Does Monday CRM do email sequences and broadcast email?
No. Monday CRM has email tracking and automations, but it isn't an email marketing platform and doesn't pretend to be. You'll bolt on a sequencer, and then you have two systems with two ideas of who's been contacted. Nutshell includes broadcast emails, drip sequences, engagement tracking, and automated sequences at the Pro tier — if you'd otherwise pay for Mailchimp alongside Monday, the price gap closes fast.
Can Monday CRM run client onboarding and delivery, not just sales?
That's its whole advantage. A Monday board can be a pipeline, a client onboarding tracker, an implementation project, or a content calendar — same platform, same automations. The bill comes due in consistency: Monday's own limitations note that heavy customization leads to inconsistencies without admin oversight. Give five people the ability to invent their own pipeline and you'll have five pipelines and no forecast.
Which is easier for a small team without an ops person?
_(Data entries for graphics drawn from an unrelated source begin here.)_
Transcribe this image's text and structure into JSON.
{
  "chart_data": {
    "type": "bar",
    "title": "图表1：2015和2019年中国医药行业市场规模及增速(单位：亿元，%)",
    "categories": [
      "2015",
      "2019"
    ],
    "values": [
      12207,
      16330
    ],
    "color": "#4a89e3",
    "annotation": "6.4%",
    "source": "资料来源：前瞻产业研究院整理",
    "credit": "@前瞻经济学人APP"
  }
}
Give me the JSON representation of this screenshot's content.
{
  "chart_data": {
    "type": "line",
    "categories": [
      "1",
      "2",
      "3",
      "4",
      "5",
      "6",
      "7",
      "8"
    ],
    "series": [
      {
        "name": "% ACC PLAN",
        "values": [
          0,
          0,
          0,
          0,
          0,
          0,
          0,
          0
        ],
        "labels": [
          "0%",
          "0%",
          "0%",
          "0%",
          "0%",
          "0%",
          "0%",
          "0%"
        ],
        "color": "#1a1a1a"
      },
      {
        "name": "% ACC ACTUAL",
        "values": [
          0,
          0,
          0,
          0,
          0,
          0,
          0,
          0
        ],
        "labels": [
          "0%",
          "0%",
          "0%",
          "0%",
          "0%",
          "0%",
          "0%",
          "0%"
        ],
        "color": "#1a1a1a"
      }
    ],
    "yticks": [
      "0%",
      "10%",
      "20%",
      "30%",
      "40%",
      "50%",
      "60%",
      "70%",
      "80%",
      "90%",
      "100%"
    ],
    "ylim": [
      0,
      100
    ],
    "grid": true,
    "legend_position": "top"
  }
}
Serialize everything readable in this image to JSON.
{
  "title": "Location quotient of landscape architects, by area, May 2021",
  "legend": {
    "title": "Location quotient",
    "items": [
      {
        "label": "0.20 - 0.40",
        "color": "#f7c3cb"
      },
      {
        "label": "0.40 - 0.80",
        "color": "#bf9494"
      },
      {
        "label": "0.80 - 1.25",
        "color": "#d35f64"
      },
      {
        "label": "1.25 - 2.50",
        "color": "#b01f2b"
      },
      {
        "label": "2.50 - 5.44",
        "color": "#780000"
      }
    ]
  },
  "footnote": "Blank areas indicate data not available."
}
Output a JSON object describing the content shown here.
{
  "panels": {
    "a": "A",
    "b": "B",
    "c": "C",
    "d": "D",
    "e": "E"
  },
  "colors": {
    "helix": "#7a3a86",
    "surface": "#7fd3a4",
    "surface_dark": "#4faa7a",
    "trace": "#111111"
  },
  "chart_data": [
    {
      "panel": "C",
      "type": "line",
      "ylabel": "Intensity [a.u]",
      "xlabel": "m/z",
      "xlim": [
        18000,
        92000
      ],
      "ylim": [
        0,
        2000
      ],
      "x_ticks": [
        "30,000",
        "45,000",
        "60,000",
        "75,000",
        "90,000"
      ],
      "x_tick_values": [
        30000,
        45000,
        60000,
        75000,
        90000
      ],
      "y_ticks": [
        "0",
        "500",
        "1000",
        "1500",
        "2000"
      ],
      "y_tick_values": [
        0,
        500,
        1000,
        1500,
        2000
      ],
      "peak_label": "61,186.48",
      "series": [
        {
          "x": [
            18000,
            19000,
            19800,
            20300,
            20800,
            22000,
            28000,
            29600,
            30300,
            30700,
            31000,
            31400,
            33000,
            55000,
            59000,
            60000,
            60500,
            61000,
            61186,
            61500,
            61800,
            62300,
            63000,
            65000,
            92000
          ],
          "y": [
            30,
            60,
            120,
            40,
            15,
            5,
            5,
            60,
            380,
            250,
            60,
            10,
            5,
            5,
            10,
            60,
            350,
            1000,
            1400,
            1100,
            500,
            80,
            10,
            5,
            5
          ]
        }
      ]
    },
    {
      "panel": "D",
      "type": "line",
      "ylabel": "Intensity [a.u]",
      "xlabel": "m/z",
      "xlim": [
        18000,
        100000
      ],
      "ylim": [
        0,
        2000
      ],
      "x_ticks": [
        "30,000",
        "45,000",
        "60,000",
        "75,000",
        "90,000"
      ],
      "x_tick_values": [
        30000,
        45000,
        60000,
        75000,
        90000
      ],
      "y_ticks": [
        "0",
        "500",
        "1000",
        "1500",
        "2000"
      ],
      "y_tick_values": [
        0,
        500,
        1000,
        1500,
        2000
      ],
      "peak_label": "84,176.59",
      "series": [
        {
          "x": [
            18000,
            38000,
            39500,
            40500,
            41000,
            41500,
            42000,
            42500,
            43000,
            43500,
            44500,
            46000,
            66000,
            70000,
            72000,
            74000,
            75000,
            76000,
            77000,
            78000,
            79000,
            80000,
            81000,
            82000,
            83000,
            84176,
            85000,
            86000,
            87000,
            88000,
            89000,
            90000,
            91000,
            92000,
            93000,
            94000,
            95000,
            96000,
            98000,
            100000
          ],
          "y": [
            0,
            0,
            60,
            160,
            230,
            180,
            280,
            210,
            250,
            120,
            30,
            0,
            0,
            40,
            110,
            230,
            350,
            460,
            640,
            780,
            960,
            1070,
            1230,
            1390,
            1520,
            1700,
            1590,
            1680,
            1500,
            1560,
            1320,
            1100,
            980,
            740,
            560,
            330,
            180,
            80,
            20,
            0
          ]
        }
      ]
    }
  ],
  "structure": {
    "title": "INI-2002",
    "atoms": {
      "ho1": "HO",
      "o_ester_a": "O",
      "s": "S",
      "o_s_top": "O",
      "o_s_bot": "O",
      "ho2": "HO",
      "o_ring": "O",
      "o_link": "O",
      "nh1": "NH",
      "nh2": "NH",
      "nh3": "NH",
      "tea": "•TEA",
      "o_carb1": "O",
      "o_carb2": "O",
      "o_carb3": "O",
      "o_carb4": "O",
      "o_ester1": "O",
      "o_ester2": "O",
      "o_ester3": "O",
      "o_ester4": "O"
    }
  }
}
Monday wins the first two weeks — the board UI is immediately obvious and deployments go live fast. Nutshell wins the first two quarters: it's rated 4.3 on G2 with ease of use as the most-cited positive, and free live support is included on every plan, down to the $13 Foundation tier. If nobody on your team owns the CRM schema, that support line matters more than the onboarding speed.